Spannungen mit Washington
Dramatische Energiekrise führt zu Protesten auf Kuba
Stromausfälle bis zu 22 Stunden täglich: In Havanna protestieren Hunderte wegen der Energiekrise. Die Regierung macht die US-Ölblockade verantwortlich und erwägt ein humanitäres Hilfeangebot der USA.
© Ramon Espinosa/AP/dpa
Die Wirtschafts- und Energiekrise auf Kuba hat sich durch die Ölblockade der USA verschärft.
Von dpa
Havanna - In Havanna haben Hunderte Kubaner gegen die dramatische Energiekrise protestiert. Täglich fällt in der Stadt der Strom aus, die Ausfälle dauern teils bis zu 22 Stunden an. In mehreren Bezirken der kubanischen Hauptstadt errichteten verärgerte Anwohner in der Nacht brennende Barrikaden und schlugen auf Töpfe, wie in Videos in den sozialen Netzwerken zu sehen war. Die Regierung des sozialistischen Karibikstaates führt die Krise auf eine monatelange US-Ölblockade zurück.
Am frühen Donnerstag kam es erneut zu einem großen Stromausfall.
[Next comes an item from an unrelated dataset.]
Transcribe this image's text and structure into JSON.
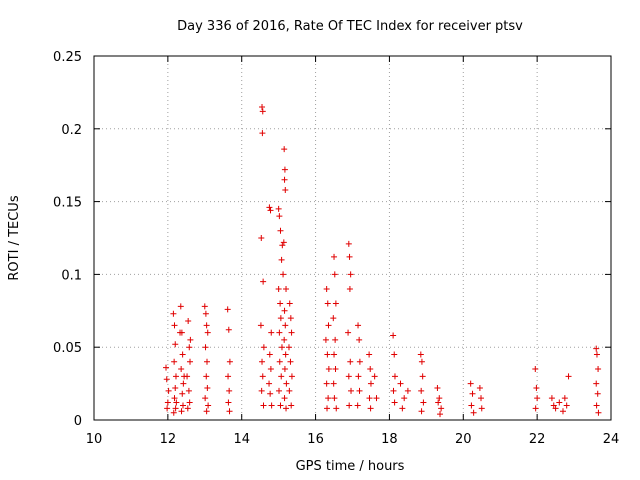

Das Stromnetz brach zwischen der zentralen Provinz Ciego de Ávila und Guantánamo im Osten zusammen, wie die staatliche Stromgesellschaft UNE mitteilte. Während der Spitzenlastzeit beläuft sich das Energiedefizit derzeit offiziellen Angaben zufolge auf mehr als 2.000 Megawatt.
Nur eine Öllieferung aus dem Ausland
Seit Anfang des Jahres durfte nur ein russischer Tanker mit 100.000 Tonnen Öl die Insel anlaufen. Laut der kommunistischen Regierung benötigt das Land mit rund zehn Millionen Einwohnern allerdings monatlich mindestens acht dieser Lieferungen. Aufgrund des Mangels an Brennstoff und der maroden Infrastruktur kann Kuba nur ein Drittel seines Energiebedarfs decken.
Im Januar verlor Kuba seinen wichtigsten Lieferanten Venezuela, nachdem die USA den autoritär regierenden Präsidenten Nicolás Maduro durch einen Militäreinsatz entmachteten und festnahmen. Zudem drohte Washington im Januar Kubas weiteren Öllieferanten mit Strafzöllen, was zu einem Stopp der Lieferungen aus Ländern wie Mexiko führte.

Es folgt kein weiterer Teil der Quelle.